Hoje a gente vê que não é o fim do mundo, que tem muita gente que se cura, muita que fez o tratamento e hoje está bem, está tudo tranquilo, então hoje eu vejo assim (e85, 51 anos, mama).

Já a segunda periferia é composta de elementos mais próximos do cotidiano e também protegem a formação representacional. São os elementos menos frequentes e não prontamente evocados, com frequências abaixo de 16 neste estudo, sendo eles: família, luta, esperança e dor.

A família, a luta e a esperança se relacionam como estratégias positivas utilizadas pelos pacientes a fim de se protegerem contra os danos que a doença pode lhes causar. Ressalta-se a família como elemento com maior número de evocações na 2ª periferia, ao considerar seu papel como fonte de apoio e cuidados do paciente com câncer, no contexto de enfrentamento da doença:

Mas todos os dias de manhã eu vou ver minha família, depois volto pra casa, eles moram no sítio. Então, só de ver eles já fica tudo bem. Agora mesmo meu irmão ligou pra mim, faz pouquinho tempo, então já fica tudo bem (e1, 54 anos, orofaringe).

(...) a família inteira muda. Muda, todo mundo muda. Começam a perceber mais a gente, a notar mais a gente, a dar mais carinho pra gente, aquele excesso de carinho. E a gente também com eles, começa a ter mais paciência (e85, 51 anos, mama).

Nesse cenário, a luta é o elemento atitudinal da segunda periferia, que representa uma maneira positiva de se comportar diante da facticidade do câncer, estabelecendo um posicionamento ativo em relação à doença, como relatam os pacientes:

Então, se tem o tratamento, a gente tem que lutar e sair dessa. Tem tanta gente que sai, então a gente tem que lutar. Muita gente sai, aqui mesmo, hoje mesmo conversando com uma menina, faz 11 anos que ela fez a quimioterapia, e tem um menininho de 2 anos, então isso anima. É que quando a gente está fazendo o tratamento a gente fica muito... Mas tem que lutar, tem tratamento, então tem que lutar até o último minuto de vida (e67, 45 anos, tireoide).

Porque o diagnóstico... A gente não espera, mas a gente tem que lutar. Mas depois a gente vai vendo, que tem pessoas piores que a gente, passando por problemas piores que a gente (e98, 26 anos, linfoma).

A esperança, pertencente à dimensão afetiva da construção representacional, foi o termo mais prontamente evocado na segunda periferia, e se reflete na confiança e otimismo durante o tratamento contra o câncer, de forma a permitir que o paciente vislumbre a sua cura.

Esperança, muita esperança. A gente sabe que a ciência está avançada, e que existem muitos casos de cura com um prolongamento de vida saudável. Porque daqui uns 4, 5 anos ela pode voltar de novo e esse tratamento não servir, tem muitas pessoas que acontecem isso (e66, 53 anos, mama).

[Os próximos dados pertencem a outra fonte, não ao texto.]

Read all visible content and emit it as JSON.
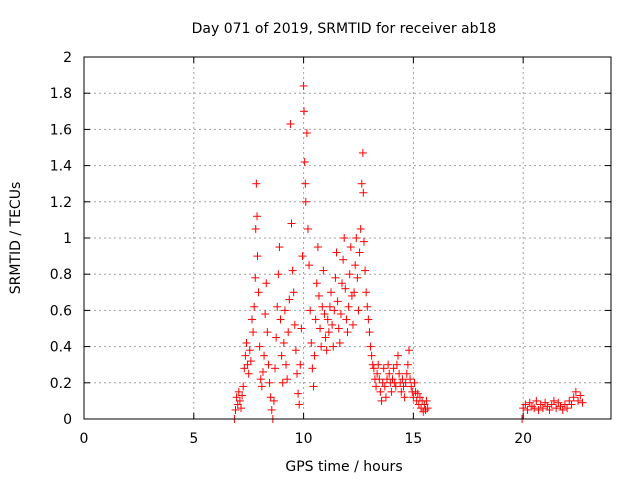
{
  "chart_data": {
    "type": "scatter",
    "title": "Day 071 of 2019, SRMTID for receiver ab18",
    "xlabel": "GPS time / hours",
    "ylabel": "SRMTID / TECUs",
    "xlim": [
      0,
      24
    ],
    "ylim": [
      0,
      2
    ],
    "xticks": [
      0,
      5,
      10,
      15,
      20
    ],
    "xtick_labels": [
      "0",
      "5",
      "10",
      "15",
      "20"
    ],
    "yticks": [
      0,
      0.2,
      0.4,
      0.6,
      0.8,
      1.0,
      1.2,
      1.4,
      1.6,
      1.8,
      2.0
    ],
    "ytick_labels": [
      "0",
      "0.2",
      "0.4",
      "0.6",
      "0.8",
      "1",
      "1.2",
      "1.4",
      "1.6",
      "1.8",
      "2"
    ],
    "grid": true,
    "marker": "+",
    "marker_color": "#ff0000",
    "series": [
      {
        "name": "SRMTID",
        "points": [
          [
            6.85,
            0.0
          ],
          [
            6.9,
            0.05
          ],
          [
            6.95,
            0.12
          ],
          [
            7.0,
            0.08
          ],
          [
            7.05,
            0.15
          ],
          [
            7.1,
            0.1
          ],
          [
            7.15,
            0.06
          ],
          [
            7.2,
            0.13
          ],
          [
            7.25,
            0.18
          ],
          [
            7.3,
            0.28
          ],
          [
            7.35,
            0.35
          ],
          [
            7.4,
            0.42
          ],
          [
            7.45,
            0.3
          ],
          [
            7.5,
            0.25
          ],
          [
            7.55,
            0.38
          ],
          [
            7.6,
            0.32
          ],
          [
            7.65,
            0.55
          ],
          [
            7.7,
            0.48
          ],
          [
            7.75,
            0.62
          ],
          [
            7.8,
            0.78
          ],
          [
            7.82,
            1.05
          ],
          [
            7.85,
            1.3
          ],
          [
            7.88,
            1.12
          ],
          [
            7.9,
            0.9
          ],
          [
            7.95,
            0.7
          ],
          [
            8.0,
            0.4
          ],
          [
            8.05,
            0.22
          ],
          [
            8.1,
            0.18
          ],
          [
            8.15,
            0.26
          ],
          [
            8.2,
            0.35
          ],
          [
            8.25,
            0.58
          ],
          [
            8.3,
            0.75
          ],
          [
            8.35,
            0.48
          ],
          [
            8.4,
            0.3
          ],
          [
            8.45,
            0.2
          ],
          [
            8.5,
            0.12
          ],
          [
            8.55,
            0.05
          ],
          [
            8.6,
            0.0
          ],
          [
            8.65,
            0.1
          ],
          [
            8.7,
            0.28
          ],
          [
            8.75,
            0.45
          ],
          [
            8.8,
            0.62
          ],
          [
            8.85,
            0.8
          ],
          [
            8.9,
            0.95
          ],
          [
            8.95,
            0.55
          ],
          [
            9.0,
            0.35
          ],
          [
            9.05,
            0.2
          ],
          [
            9.1,
            0.42
          ],
          [
            9.15,
            0.6
          ],
          [
            9.2,
            0.3
          ],
          [
            9.25,
            0.22
          ],
          [
            9.3,
            0.48
          ],
          [
            9.35,
            0.66
          ],
          [
            9.4,
            1.63
          ],
          [
            9.45,
            1.08
          ],
          [
            9.5,
            0.82
          ],
          [
            9.55,
            0.7
          ],
          [
            9.6,
            0.52
          ],
          [
            9.65,
            0.38
          ],
          [
            9.7,
            0.25
          ],
          [
            9.75,
            0.14
          ],
          [
            9.8,
            0.08
          ],
          [
            9.85,
            0.3
          ],
          [
            9.9,
            0.5
          ],
          [
            9.95,
            0.9
          ],
          [
            10.0,
            1.84
          ],
          [
            10.02,
            1.7
          ],
          [
            10.05,
            1.42
          ],
          [
            10.08,
            1.3
          ],
          [
            10.1,
            1.2
          ],
          [
            10.15,
            1.58
          ],
          [
            10.2,
            1.05
          ],
          [
            10.25,
            0.85
          ],
          [
            10.3,
            0.6
          ],
          [
            10.35,
            0.42
          ],
          [
            10.4,
            0.28
          ],
          [
            10.45,
            0.18
          ],
          [
            10.5,
            0.35
          ],
          [
            10.55,
            0.55
          ],
          [
            10.6,
            0.75
          ],
          [
            10.65,
            0.95
          ],
          [
            10.7,
            0.68
          ],
          [
            10.75,
            0.5
          ],
          [
            10.8,
            0.4
          ],
          [
            10.85,
            0.62
          ],
          [
            10.9,
            0.82
          ],
          [
            10.95,
            0.58
          ],
          [
            11.0,
            0.45
          ],
          [
            11.05,
            0.38
          ],
          [
            11.1,
            0.55
          ],
          [
            11.15,
            0.48
          ],
          [
            11.2,
            0.62
          ],
          [
            11.25,
            0.7
          ],
          [
            11.3,
            0.52
          ],
          [
            11.35,
            0.4
          ],
          [
            11.4,
            0.6
          ],
          [
            11.45,
            0.78
          ],
          [
            11.5,
            0.92
          ],
          [
            11.55,
            0.65
          ],
          [
            11.6,
            0.5
          ],
          [
            11.65,
            0.42
          ],
          [
            11.7,
            0.58
          ],
          [
            11.75,
            0.75
          ],
          [
            11.8,
            0.88
          ],
          [
            11.85,
            1.0
          ],
          [
            11.9,
            0.72
          ],
          [
            11.95,
            0.55
          ],
          [
            12.0,
            0.48
          ],
          [
            12.05,
            0.62
          ],
          [
            12.1,
            0.8
          ],
          [
            12.15,
            0.95
          ],
          [
            12.2,
            0.68
          ],
          [
            12.25,
            0.52
          ],
          [
            12.3,
            0.7
          ],
          [
            12.35,
            0.85
          ],
          [
            12.4,
            1.0
          ],
          [
            12.45,
            0.78
          ],
          [
            12.5,
            0.6
          ],
          [
            12.55,
            0.92
          ],
          [
            12.6,
            1.05
          ],
          [
            12.65,
            1.3
          ],
          [
            12.7,
            1.47
          ],
          [
            12.72,
            1.25
          ],
          [
            12.75,
            0.98
          ],
          [
            12.8,
            0.82
          ],
          [
            12.85,
            0.7
          ],
          [
            12.9,
            0.62
          ],
          [
            12.95,
            0.55
          ],
          [
            13.0,
            0.48
          ],
          [
            13.05,
            0.4
          ],
          [
            13.1,
            0.35
          ],
          [
            13.15,
            0.3
          ],
          [
            13.2,
            0.28
          ],
          [
            13.25,
            0.22
          ],
          [
            13.3,
            0.18
          ],
          [
            13.35,
            0.25
          ],
          [
            13.4,
            0.3
          ],
          [
            13.45,
            0.22
          ],
          [
            13.5,
            0.15
          ],
          [
            13.55,
            0.1
          ],
          [
            13.6,
            0.2
          ],
          [
            13.65,
            0.28
          ],
          [
            13.7,
            0.18
          ],
          [
            13.75,
            0.12
          ],
          [
            13.8,
            0.22
          ],
          [
            13.85,
            0.3
          ],
          [
            13.9,
            0.25
          ],
          [
            13.95,
            0.2
          ],
          [
            14.0,
            0.15
          ],
          [
            14.05,
            0.22
          ],
          [
            14.1,
            0.28
          ],
          [
            14.15,
            0.2
          ],
          [
            14.2,
            0.18
          ],
          [
            14.25,
            0.3
          ],
          [
            14.3,
            0.35
          ],
          [
            14.35,
            0.25
          ],
          [
            14.4,
            0.2
          ],
          [
            14.45,
            0.15
          ],
          [
            14.5,
            0.22
          ],
          [
            14.55,
            0.18
          ],
          [
            14.6,
            0.12
          ],
          [
            14.65,
            0.2
          ],
          [
            14.7,
            0.25
          ],
          [
            14.75,
            0.3
          ],
          [
            14.8,
            0.38
          ],
          [
            14.85,
            0.22
          ],
          [
            14.9,
            0.18
          ],
          [
            14.95,
            0.15
          ],
          [
            15.0,
            0.12
          ],
          [
            15.05,
            0.2
          ],
          [
            15.1,
            0.15
          ],
          [
            15.15,
            0.1
          ],
          [
            15.2,
            0.14
          ],
          [
            15.25,
            0.08
          ],
          [
            15.3,
            0.12
          ],
          [
            15.35,
            0.06
          ],
          [
            15.4,
            0.1
          ],
          [
            15.45,
            0.04
          ],
          [
            15.5,
            0.08
          ],
          [
            15.55,
            0.05
          ],
          [
            15.6,
            0.1
          ],
          [
            15.65,
            0.06
          ],
          [
            19.95,
            0.0
          ],
          [
            20.0,
            0.06
          ],
          [
            20.1,
            0.08
          ],
          [
            20.2,
            0.05
          ],
          [
            20.3,
            0.09
          ],
          [
            20.4,
            0.07
          ],
          [
            20.5,
            0.06
          ],
          [
            20.6,
            0.1
          ],
          [
            20.7,
            0.05
          ],
          [
            20.8,
            0.08
          ],
          [
            20.9,
            0.06
          ],
          [
            21.0,
            0.09
          ],
          [
            21.1,
            0.07
          ],
          [
            21.2,
            0.05
          ],
          [
            21.3,
            0.08
          ],
          [
            21.4,
            0.1
          ],
          [
            21.5,
            0.06
          ],
          [
            21.6,
            0.09
          ],
          [
            21.7,
            0.07
          ],
          [
            21.8,
            0.05
          ],
          [
            21.9,
            0.08
          ],
          [
            22.0,
            0.06
          ],
          [
            22.1,
            0.1
          ],
          [
            22.2,
            0.08
          ],
          [
            22.3,
            0.12
          ],
          [
            22.4,
            0.15
          ],
          [
            22.5,
            0.1
          ],
          [
            22.6,
            0.13
          ],
          [
            22.7,
            0.09
          ]
        ]
      }
    ]
  }
}
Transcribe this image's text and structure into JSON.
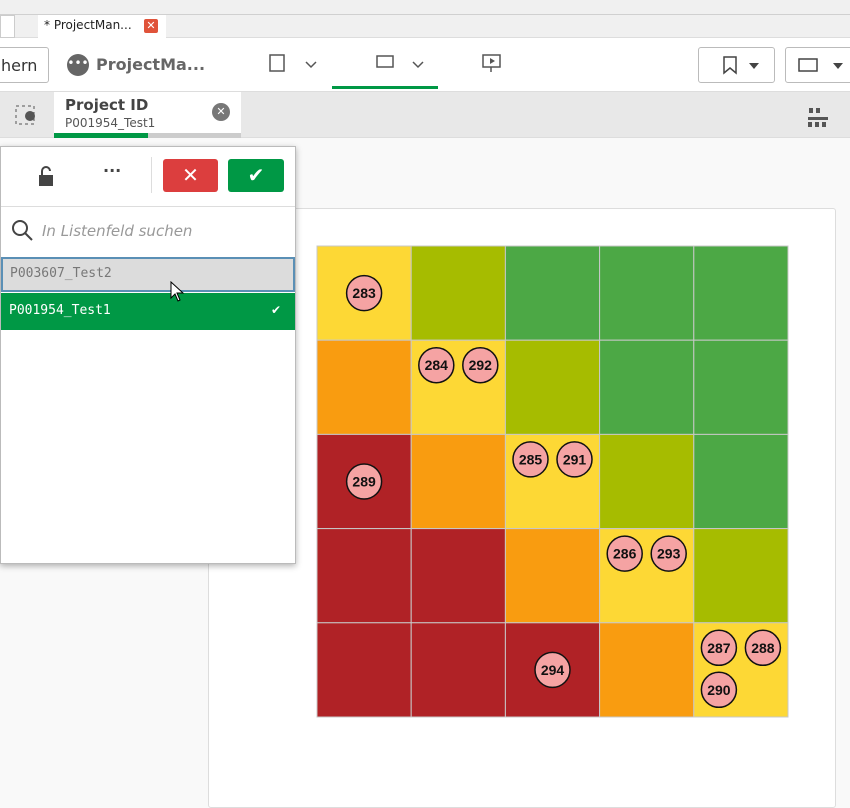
{
  "browser_tab": {
    "title": "* ProjectMan..."
  },
  "toolbar": {
    "save_button": "hern",
    "app_name": "ProjectMa..."
  },
  "selection": {
    "field": "Project ID",
    "value": "P001954_Test1"
  },
  "listbox": {
    "search_placeholder": "In Listenfeld suchen",
    "items": [
      "P003607_Test2",
      "P001954_Test1"
    ]
  },
  "matrix": {
    "colors": [
      [
        "#fdd835",
        "#a6bc00",
        "#4ca845",
        "#4ca845",
        "#4ca845"
      ],
      [
        "#f99c10",
        "#fdd835",
        "#a6bc00",
        "#4ca845",
        "#4ca845"
      ],
      [
        "#b02226",
        "#f99c10",
        "#fdd835",
        "#a6bc00",
        "#4ca845"
      ],
      [
        "#b02226",
        "#b02226",
        "#f99c10",
        "#fdd835",
        "#a6bc00"
      ],
      [
        "#b02226",
        "#b02226",
        "#b02226",
        "#f99c10",
        "#fdd835"
      ]
    ],
    "labels": [
      [
        [
          283
        ],
        [],
        [],
        [],
        []
      ],
      [
        [],
        [
          284,
          292
        ],
        [],
        [],
        []
      ],
      [
        [
          289
        ],
        [],
        [
          285,
          291
        ],
        [],
        []
      ],
      [
        [],
        [],
        [],
        [
          286,
          293
        ],
        []
      ],
      [
        [],
        [],
        [
          294
        ],
        [],
        [
          287,
          288,
          290
        ]
      ]
    ]
  }
}
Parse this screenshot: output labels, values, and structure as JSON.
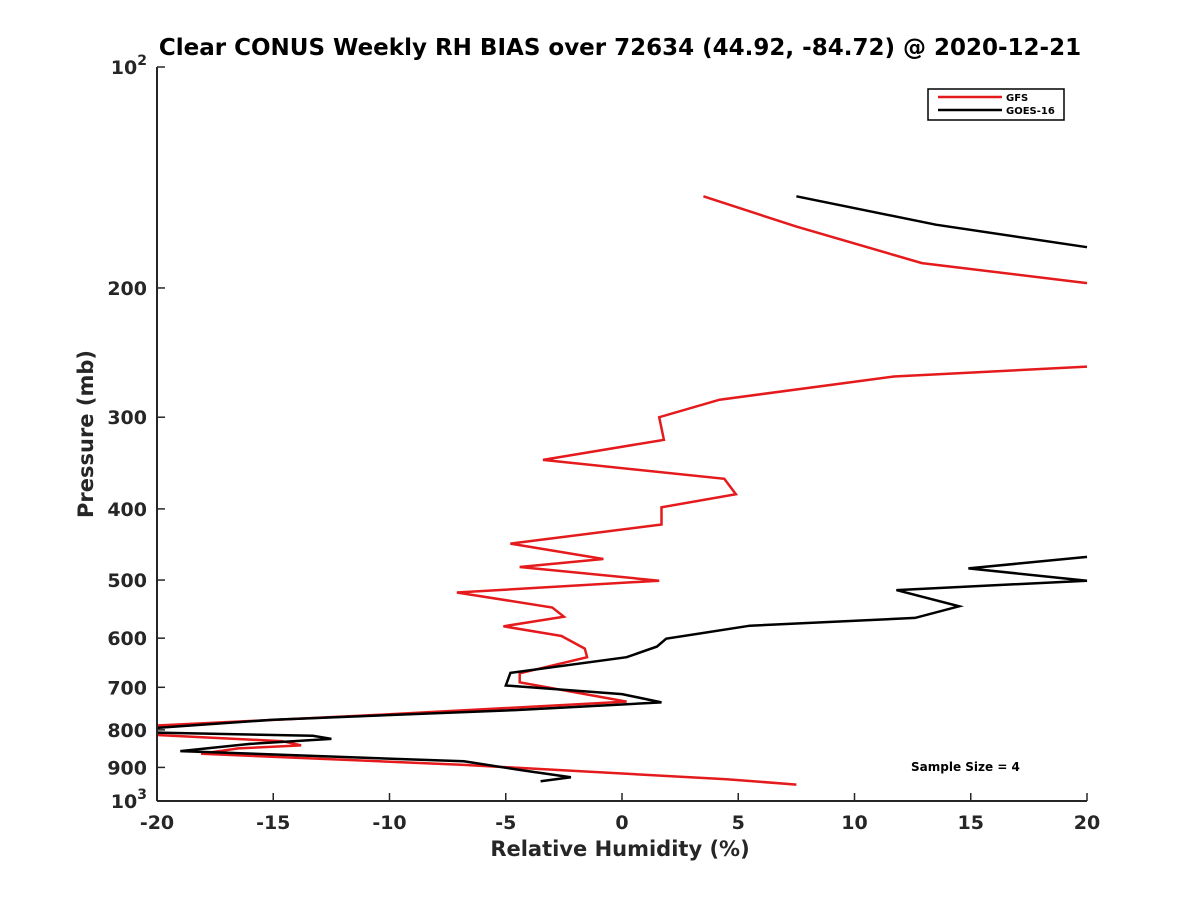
{
  "chart_data": {
    "type": "line",
    "title": "Clear CONUS Weekly RH BIAS over 72634 (44.92, -84.72) @ 2020-12-21",
    "xlabel": "Relative Humidity (%)",
    "ylabel": "Pressure (mb)",
    "xlim": [
      -20,
      20
    ],
    "ylim": [
      100,
      1000
    ],
    "yscale": "log",
    "y_reversed": true,
    "x_ticks": [
      -20,
      -15,
      -10,
      -5,
      0,
      5,
      10,
      15,
      20
    ],
    "x_tick_labels": [
      "-20",
      "-15",
      "-10",
      "-5",
      "0",
      "5",
      "10",
      "15",
      "20"
    ],
    "y_ticks": [
      100,
      200,
      300,
      400,
      500,
      600,
      700,
      800,
      900,
      1000
    ],
    "y_tick_labels": [
      {
        "base": "10",
        "exp": "2"
      },
      {
        "text": "200"
      },
      {
        "text": "300"
      },
      {
        "text": "400"
      },
      {
        "text": "500"
      },
      {
        "text": "600"
      },
      {
        "text": "700"
      },
      {
        "text": "800"
      },
      {
        "text": "900"
      },
      {
        "base": "10",
        "exp": "3"
      }
    ],
    "legend_position": "top-right",
    "annotation": "Sample Size = 4",
    "series": [
      {
        "name": "GFS",
        "color": "#e41a1c",
        "segments": [
          [
            [
              3.5,
              150
            ],
            [
              7.5,
              165
            ],
            [
              12.9,
              185
            ],
            [
              20.0,
              197
            ]
          ],
          [
            [
              20.0,
              256
            ],
            [
              11.7,
              264
            ],
            [
              4.2,
              284
            ],
            [
              1.6,
              300
            ],
            [
              1.8,
              322
            ],
            [
              -3.4,
              343
            ],
            [
              4.4,
              364
            ],
            [
              4.9,
              382
            ],
            [
              1.7,
              398
            ],
            [
              1.7,
              420
            ],
            [
              -4.8,
              446
            ],
            [
              -0.8,
              468
            ],
            [
              -4.4,
              480
            ],
            [
              1.6,
              501
            ],
            [
              -7.1,
              520
            ],
            [
              -3.0,
              545
            ],
            [
              -2.5,
              561
            ],
            [
              -5.1,
              578
            ],
            [
              -2.6,
              596
            ],
            [
              -1.6,
              620
            ],
            [
              -1.5,
              637
            ],
            [
              -4.4,
              670
            ],
            [
              -4.4,
              689
            ],
            [
              0.2,
              732
            ],
            [
              -10.1,
              762
            ],
            [
              -20.0,
              789
            ]
          ],
          [
            [
              -20.0,
              813
            ],
            [
              -14.6,
              829
            ],
            [
              -13.8,
              840
            ],
            [
              -16.5,
              848
            ],
            [
              -18.1,
              862
            ],
            [
              -6.8,
              893
            ],
            [
              4.5,
              934
            ],
            [
              7.5,
              950
            ]
          ]
        ]
      },
      {
        "name": "GOES-16",
        "color": "#000000",
        "segments": [
          [
            [
              7.5,
              150
            ],
            [
              13.5,
              164
            ],
            [
              20.0,
              176
            ]
          ],
          [
            [
              20.0,
              465
            ],
            [
              14.9,
              482
            ],
            [
              20.0,
              501
            ],
            [
              11.8,
              516
            ],
            [
              14.5,
              543
            ],
            [
              12.6,
              563
            ],
            [
              5.5,
              577
            ],
            [
              1.9,
              601
            ],
            [
              1.5,
              616
            ],
            [
              0.2,
              637
            ],
            [
              -4.8,
              669
            ],
            [
              -5.0,
              696
            ],
            [
              0.0,
              715
            ],
            [
              1.7,
              734
            ],
            [
              -4.6,
              752
            ],
            [
              -15.0,
              775
            ],
            [
              -20.0,
              795
            ]
          ],
          [
            [
              -20.0,
              807
            ],
            [
              -13.3,
              815
            ],
            [
              -12.5,
              823
            ],
            [
              -16.0,
              836
            ],
            [
              -19.0,
              855
            ],
            [
              -6.8,
              883
            ],
            [
              -4.2,
              909
            ],
            [
              -2.2,
              928
            ],
            [
              -3.5,
              940
            ]
          ]
        ]
      }
    ]
  }
}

(...) eu sou um ser humano falho também, então não seria normal eu te falar que está tudo ok, não seria. Mas a gente tem que lutar. Mas é isso, enquanto há vida, há esperança (e25, 52 anos, mama).

O termo dor é o único que se apresenta totalmente negativo à direita do plano cartesiano, revelando-se como consequência associada ao câncer, capaz de impactar substancialmente o cotidiano do paciente:

(...) mudou é que eu tiver que largar o serviço, não posso fazer nada, não posso trabalhar, fico com dor... (e15, 34 anos, esôfago).

Você vê, eu não faço quase nada por causa do mal-estar, mas daí com dor você também não faz nada, porque daí você fica em um desespero, a dor te enlouquece. Eu tenho medo de ficar mal-humorada, é melhor ficar quietinha do que ficar... Esse é o maior problema assim (e25, 52 anos, mama).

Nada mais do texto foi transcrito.